5.2. § 28 des Verwaltungsgerichtsverfahrensgesetzes (VwGVG) lautet auszugsweise:

„§ 28. (1) Sofern die Beschwerde nicht zurückzuweisen oder das Verfahren einzustellen ist, hat das Verwaltungsgericht die Rechtssache durch Erkenntnis zu erledigen.

[…]“

5.3. Die hier maßgeblichen Bestimmungen der Verordnung (EG) Nr. 1071/2009 zur Festlegung gemeinsamer Regeln für die Zulassung zum Beruf des Kraftfahrzeugunternehmers […] (in der Folge: Verordnung (EG) Nr. 1071/2009) lauten:

„Artikel 3

Anforderungen für die Ausübung des Berufs des Kraftverkehrsunternehmers

(1) Unternehmen, die den Beruf des Kraftverkehrsunternehmers ausüben, müssen:

a)   über eine tatsächliche und dauerhafte Niederlassung in einem Mitgliedstaat verfügen;

b)   zuverlässig sein;

c)   eine angemessene finanzielle Leistungsfähigkeit besitzen und

d)   die geforderte fachliche Eignung besitzen.

(2) Die Mitgliedstaaten können beschließen, zusätzliche verhältnismäßige und nicht diskriminierende Anforderungen festzulegen, die die Unternehmen im Hinblick auf die Ausübung des Berufs des Kraftverkehrsunternehmers erfüllen müssen.“

„Artikel 6

Voraussetzungen bezüglich der Anforderung der Zuverlässigkeit

(1) Vorbehaltlich Absatz 2 des vorliegenden Artikels legen die Mitgliedstaaten fest, welche Voraussetzungen ein Unternehmen und ein Verkehrsleiter erfüllen müssen, damit die Anforderung der Zuverlässigkeit nach Artikel 3 Absatz 1 Buchstabe b erfüllt ist.

Bei der Entscheidung darüber, ob ein Unternehmen diese Anforderung erfüllt hat, berücksichtigen die Mitgliedstaaten das Verhalten des Unternehmens, seiner Verkehrsleiter und gegebenenfalls anderer vom jeweiligen Mitgliedstaat bestimmter maßgeblicher Personen.
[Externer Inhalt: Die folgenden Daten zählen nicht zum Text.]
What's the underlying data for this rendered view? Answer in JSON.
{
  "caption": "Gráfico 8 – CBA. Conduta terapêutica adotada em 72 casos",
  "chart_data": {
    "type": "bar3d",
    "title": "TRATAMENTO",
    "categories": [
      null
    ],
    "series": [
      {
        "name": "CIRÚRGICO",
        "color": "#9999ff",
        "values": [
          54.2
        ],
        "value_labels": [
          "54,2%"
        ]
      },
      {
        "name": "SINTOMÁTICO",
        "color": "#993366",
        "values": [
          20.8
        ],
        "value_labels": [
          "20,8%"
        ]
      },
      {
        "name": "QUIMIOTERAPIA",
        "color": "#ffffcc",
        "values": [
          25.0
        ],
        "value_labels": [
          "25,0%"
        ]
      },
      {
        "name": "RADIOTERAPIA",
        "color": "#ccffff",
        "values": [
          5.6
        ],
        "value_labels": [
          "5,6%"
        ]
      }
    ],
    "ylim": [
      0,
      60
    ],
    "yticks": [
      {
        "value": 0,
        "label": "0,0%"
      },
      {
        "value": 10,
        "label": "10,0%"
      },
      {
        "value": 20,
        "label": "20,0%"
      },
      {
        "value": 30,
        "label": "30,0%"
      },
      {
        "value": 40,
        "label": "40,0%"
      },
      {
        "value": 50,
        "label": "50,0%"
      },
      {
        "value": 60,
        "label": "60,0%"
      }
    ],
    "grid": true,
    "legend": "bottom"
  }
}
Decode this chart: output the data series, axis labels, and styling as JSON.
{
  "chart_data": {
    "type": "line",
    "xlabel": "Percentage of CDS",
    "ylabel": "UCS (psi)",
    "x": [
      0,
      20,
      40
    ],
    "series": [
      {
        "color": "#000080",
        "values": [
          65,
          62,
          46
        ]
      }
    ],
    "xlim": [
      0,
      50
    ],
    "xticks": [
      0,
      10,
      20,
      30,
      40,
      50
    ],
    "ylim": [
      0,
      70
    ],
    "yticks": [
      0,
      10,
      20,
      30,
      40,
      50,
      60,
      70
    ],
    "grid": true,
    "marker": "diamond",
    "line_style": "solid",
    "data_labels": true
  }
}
Jede Bezugnahme in diesem Artikel auf verhängte Urteile und Sanktionen oder begangene Verstöße schließt die gegen das Unternehmen selbst, seine Verkehrsleiter und gegebenenfalls andere vom jeweiligen Mitgliedstaat bestimmte maßgebliche Personen verhängten Urteile und Sanktionen bzw. die von diesen begangenen Verstöße ein.
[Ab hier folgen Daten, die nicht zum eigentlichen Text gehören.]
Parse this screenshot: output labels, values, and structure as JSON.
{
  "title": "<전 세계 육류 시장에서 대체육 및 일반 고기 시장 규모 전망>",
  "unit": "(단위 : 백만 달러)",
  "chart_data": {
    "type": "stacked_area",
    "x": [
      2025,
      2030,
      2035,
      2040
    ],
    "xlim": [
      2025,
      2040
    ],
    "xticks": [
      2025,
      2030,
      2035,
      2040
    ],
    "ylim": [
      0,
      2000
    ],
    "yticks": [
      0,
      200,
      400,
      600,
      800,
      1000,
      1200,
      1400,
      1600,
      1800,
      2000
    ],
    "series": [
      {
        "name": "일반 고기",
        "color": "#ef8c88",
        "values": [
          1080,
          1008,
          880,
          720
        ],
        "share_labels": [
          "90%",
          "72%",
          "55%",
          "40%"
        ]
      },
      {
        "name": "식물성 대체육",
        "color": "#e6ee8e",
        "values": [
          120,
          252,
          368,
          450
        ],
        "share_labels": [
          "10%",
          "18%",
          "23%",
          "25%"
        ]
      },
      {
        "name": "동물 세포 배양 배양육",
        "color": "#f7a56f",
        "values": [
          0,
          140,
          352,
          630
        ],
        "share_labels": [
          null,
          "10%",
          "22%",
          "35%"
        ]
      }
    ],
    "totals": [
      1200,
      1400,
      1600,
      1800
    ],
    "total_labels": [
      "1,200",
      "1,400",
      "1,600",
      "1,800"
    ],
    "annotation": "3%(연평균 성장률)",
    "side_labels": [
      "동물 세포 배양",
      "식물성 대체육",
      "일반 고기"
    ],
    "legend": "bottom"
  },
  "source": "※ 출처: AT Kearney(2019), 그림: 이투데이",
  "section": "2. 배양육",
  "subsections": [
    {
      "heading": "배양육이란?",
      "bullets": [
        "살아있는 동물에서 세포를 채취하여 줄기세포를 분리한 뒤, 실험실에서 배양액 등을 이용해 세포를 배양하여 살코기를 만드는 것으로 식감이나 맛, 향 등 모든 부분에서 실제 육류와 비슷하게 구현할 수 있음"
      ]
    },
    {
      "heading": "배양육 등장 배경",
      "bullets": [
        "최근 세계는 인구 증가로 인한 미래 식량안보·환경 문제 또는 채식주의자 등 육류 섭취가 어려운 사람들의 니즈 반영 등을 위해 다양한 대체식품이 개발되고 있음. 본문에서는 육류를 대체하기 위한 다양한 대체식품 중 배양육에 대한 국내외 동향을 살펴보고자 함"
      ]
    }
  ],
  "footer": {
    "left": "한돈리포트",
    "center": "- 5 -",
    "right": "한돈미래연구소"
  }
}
Die in Unterabsatz 1 genannten Voraussetzungen umfassen mindestens Folgendes:

a) Die Zuverlässigkeit des Verkehrsleiters oder des Verkehrsunternehmens darf nicht zwingend in Frage gestellt sein, etwa durch Verurteilungen oder Sanktionen aufgrund eines schwerwiegenden Verstoßes gegen geltende einzelstaatliche Vorschriften in folgenden Bereichen:

         i) Handelsrecht,

  ii) Insolvenzrecht,

  iii) Entgelt- und Arbeitsbedingungen der Branche,

          iv) Straßenverkehr

         […]

b) gegen den Verkehrsleiter oder das Verkehrsunternehmen darf in keinem Mitgliedstaat ein Urteil wegen einer schwerwiegenden Straftat oder eine Sanktion verhängt worden sein wegen eines schwerwiegenden Verstoßes gegen Gemeinschaftsvorschriften, insbesondere in folgenden Bereichen:

  i) Lenk- und Ruhezeiten der Fahrer, Arbeitszeit sowie Einbau und Nutzung der Kontrollgeräte,

  ii) höchstzulässiges Gewicht und Abmessungen der Nutzfahrzeuge im grenzüberschreitenden Verkehr,

[…]

iv) Verkehrstüchtigkeit der Nutzfahrzeuge einschließlich der vorgeschriebenen technischen Überwachung der Kraftfahrzeuge,

      […]

         vi) Sicherheit beim Transport gefährlicher Güter auf der Straße,

         vii) Einbau und Benutzung von Geschwindigkeitsbegrenzern in bestimmten Fahrzeugklassen,

         […]

  ix) Zugang zum Beruf,

   x) Tiertransporte.

(2) Für die Zwecke von Absatz 1 Unterabsatz 3 Buchstabe b gilt Folgendes:

a) Wurde gegen den Verkehrsleiter oder das Verkehrsunternehmen in einem oder mehreren Mitgliedstaaten ein Urteil wegen einer schwerwiegenden Straftat oder eine Sanktion wegen schwerster Verstöße gegen Gemeinschaftsvorschriften gemäß Anhang IV verhängt, so führt die zuständige Behörde des Niederlassungsmitgliedstaats rechtzeitig auf geeignete Art und Weise ein ordnungsgemäß abgeschlossenes Verwaltungsverfahren, gegebenenfalls einschließlich einer Prüfung in den Räumlichkeiten des betreffenden Unternehmens, durch.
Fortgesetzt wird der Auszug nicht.